Sunday, May 3, 2009

Seeso


This post is about my beautiful, sweet, intelligent, funny sister. It's entirely possible that she is my favourite person on the planet. Most of you know her as 'Karen' but to me, she is 'Seeso'.

Karen is 2 years younger than I am and I simply cannot imagine what my life would be like without her. In this picture, she is 2 and I'm 4 and we've just woken up from a nap. I still remember our Mom taking this picture and I also remember how warm and tiny and yummy she felt beside me under the blankets.

Growing up, Glen and Darryl were 'the boys' and Karen and I were 'the girls'. Karen was always my little shadow and my built in best friend. We slept together for many years in a double bed. My thrifty Mom had sewn two single fitted sheets into a double fitted sheet and there was a seam down the center of the bed because of it. If Karen slid so much as a toe across that line, I was yelling for Mom, tattling that Karen was on MY side of the bed. When my parents renovated and I finally had my own room, I spent more than one night stuffing dolls and clothing in my bed so it would appear that I was sleeping in it in order to sneak into her room to sleep with her.

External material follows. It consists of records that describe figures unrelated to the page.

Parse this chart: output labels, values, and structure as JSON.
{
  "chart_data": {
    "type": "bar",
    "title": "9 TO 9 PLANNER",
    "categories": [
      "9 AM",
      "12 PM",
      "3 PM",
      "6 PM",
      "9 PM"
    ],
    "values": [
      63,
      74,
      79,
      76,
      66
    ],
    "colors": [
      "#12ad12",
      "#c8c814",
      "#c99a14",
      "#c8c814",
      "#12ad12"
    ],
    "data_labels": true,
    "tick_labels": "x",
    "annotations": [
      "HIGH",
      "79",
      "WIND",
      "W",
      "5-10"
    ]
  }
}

Growing up, we had the normal fights that sisters have over clothes being borrowed without permission, chore distribution and make-up (yes, I did steal your fabulous blush brush; it's in my make-up bag as I type this!), but we have always been very, very close. I don't remember when it happened, but there was a very clear moment when she went from being my 'little sister' to being my 'seeso'. I'm still very, very protective of her but only because I love her, not because she is younger than me or requires my protection.
Karen is a person who is liked by everyone. She's always smiling and is so kind.... but the formidible Pelchat-woman spirit is firmly planted in her soul too. Karen has always amazed me with her ability to have very clear boundaries and an ability to say 'no' unequivocally when she needs to. I have learned so much about that from her.
Although we were close growing up, I was always surprised at how different we were. I saw the two of us a polar opposites and was always a bit sad that we weren't more alike, however as we grow older, the similarities are becoming more obvious... shockingly so actually. We laugh alike. We have similar mannerisms. We use the same phrases. We both have crazy green eyes. We think alike in so many ways and it's such a wonderful feeling to have someone in the world who sees things in a similar way. She makes me feel like less of a freak somehow.
When I moved to Nakusp, I knew I had to lure her here. I helped her to find a job and once she found a man, I knew she was mine for good! She lived here for 15 years then found a job in Nelson. At first I didn't believe her and once I realized that she was serious, I ignored her. I wouldn't talk to her. I wasn't mean.... I just needed to detach and build a little wall around my heart so that it wouldn't hurt quite as much when she left. She assured me that we would see MORE of each other once she moved, something that I thought was completely ridiculous. Our offices were across the street from each other for God's sake! But.... she was right. We see far more of one another now that she lives 2 hours away from me and our visits are much more intimate. We are closer than we've ever been.
Karen understands me. I can tell her anything.... anything and I know without hesitation that she won't judge me, no matter what I say. She loves me unconditionally and is always there me, as I am for her.
I love her ferociously and I'm grateful every single day of my life for the gift of my Seeso.
(In the above picture, Karen has just finished a sambucca shooter that was lit on fire while inside her mouth. I kid you not. She may look like a sweet little lamb but there is a very kooky girl under all of those curls.)